While a large electric vehicle charging network will certainly be helpful in addressing PEV owners' concerns, the full potential of this network cannot be realised without the implementation of smart charging strategies. For example, the charging load distribution in an EV charging network would be expected to be skewed towards stations located in hotspot areas, instigating longer queues and waiting times in these areas, particularly during afternoon peak traffic hours. This can also lead to a major challenge for the utilities in the form of an extended PEV charging load period, which could overlap with residential evening peak load hours, increasing peak demand and causing serious issues including network instability and power outages.

This thesis presents a smart charging strategy for EV charging networks. The proposed smart charging strategy finds the optimum charging station for a PEV owner to ensure minimum charging time, travel time and charging cost. The problem is modelled as a multi-objective optimisation problem. A metaheuristic solution in the form of ant colony optimisation (ACO) is applied to solve the problem. Considering the influence of pricing on PEV owners' behaviour, the smart charging strategy is then extended to address the charging load imbalance problem in the EV network.

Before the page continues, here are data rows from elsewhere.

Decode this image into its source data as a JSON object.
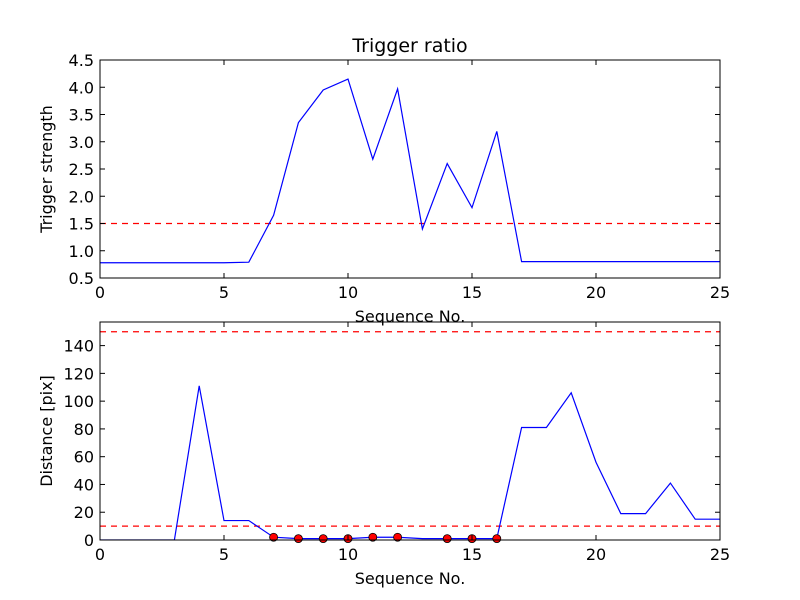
{
  "chart_data": [
    {
      "type": "line",
      "title": "Trigger ratio",
      "xlabel": "Sequence No.",
      "ylabel": "Trigger strength",
      "xlim": [
        0,
        25
      ],
      "ylim": [
        0.5,
        4.5
      ],
      "xticks": [
        0,
        5,
        10,
        15,
        20,
        25
      ],
      "yticks": [
        0.5,
        1.0,
        1.5,
        2.0,
        2.5,
        3.0,
        3.5,
        4.0,
        4.5
      ],
      "ytick_decimals": 1,
      "grid": false,
      "series": [
        {
          "color": "#0000ff",
          "x": [
            0,
            1,
            2,
            3,
            4,
            5,
            6,
            7,
            8,
            9,
            10,
            11,
            12,
            13,
            14,
            15,
            16,
            17,
            18,
            19,
            20,
            21,
            22,
            23,
            24,
            25
          ],
          "y": [
            0.78,
            0.78,
            0.78,
            0.78,
            0.78,
            0.78,
            0.79,
            1.65,
            3.35,
            3.95,
            4.15,
            2.68,
            3.97,
            1.4,
            2.6,
            1.79,
            3.19,
            0.8,
            0.8,
            0.8,
            0.8,
            0.8,
            0.8,
            0.8,
            0.8,
            0.8
          ]
        }
      ],
      "hlines": [
        {
          "y": 1.5,
          "color": "#ff0000",
          "style": "dashed"
        }
      ]
    },
    {
      "type": "line",
      "title": "",
      "xlabel": "Sequence No.",
      "ylabel": "Distance [pix]",
      "xlim": [
        0,
        25
      ],
      "ylim": [
        0,
        157
      ],
      "xticks": [
        0,
        5,
        10,
        15,
        20,
        25
      ],
      "yticks": [
        0,
        20,
        40,
        60,
        80,
        100,
        120,
        140
      ],
      "ytick_decimals": 0,
      "grid": false,
      "series": [
        {
          "color": "#0000ff",
          "x": [
            0,
            1,
            2,
            3,
            4,
            5,
            6,
            7,
            8,
            9,
            10,
            11,
            12,
            13,
            14,
            15,
            16,
            17,
            18,
            19,
            20,
            21,
            22,
            23,
            24,
            25
          ],
          "y": [
            0,
            0,
            0,
            0,
            111,
            14,
            14,
            2,
            1,
            1,
            1,
            2,
            2,
            1,
            1,
            1,
            1,
            81,
            81,
            106,
            56,
            19,
            19,
            41,
            15,
            15
          ]
        }
      ],
      "markers": {
        "color": "#ff0000",
        "x": [
          7,
          8,
          9,
          10,
          11,
          12,
          14,
          15,
          16
        ],
        "y": [
          2,
          1,
          1,
          1,
          2,
          2,
          1,
          1,
          1
        ]
      },
      "hlines": [
        {
          "y": 150,
          "color": "#ff0000",
          "style": "dashed"
        },
        {
          "y": 10,
          "color": "#ff0000",
          "style": "dashed"
        }
      ]
    }
  ]
}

A coordinated dynamic pricing model is presented to reduce the load imbalance, which contributes to a reduction in overlaps between residential and charging loads. A constraint optimization problem is formulated and a heuristic solution is introduced to minimize the overlap between the PEV and residential peak load periods. In the last part of this thesis, a smart management strategy for portable charging stations (PCSs) is introduced. It is shown that when smartly managed, PCSs can play an important role in the reduction of waiting times in an EV charging network. A new strategy is proposed for dispatching/allocating PCSs during various hours of the day to reduce waiting times at public charging stations. This also helps to decrease the overlap between the total PEV demand and peak residential load.

Access Note

Access to Chapter 5 of this thesis is not available.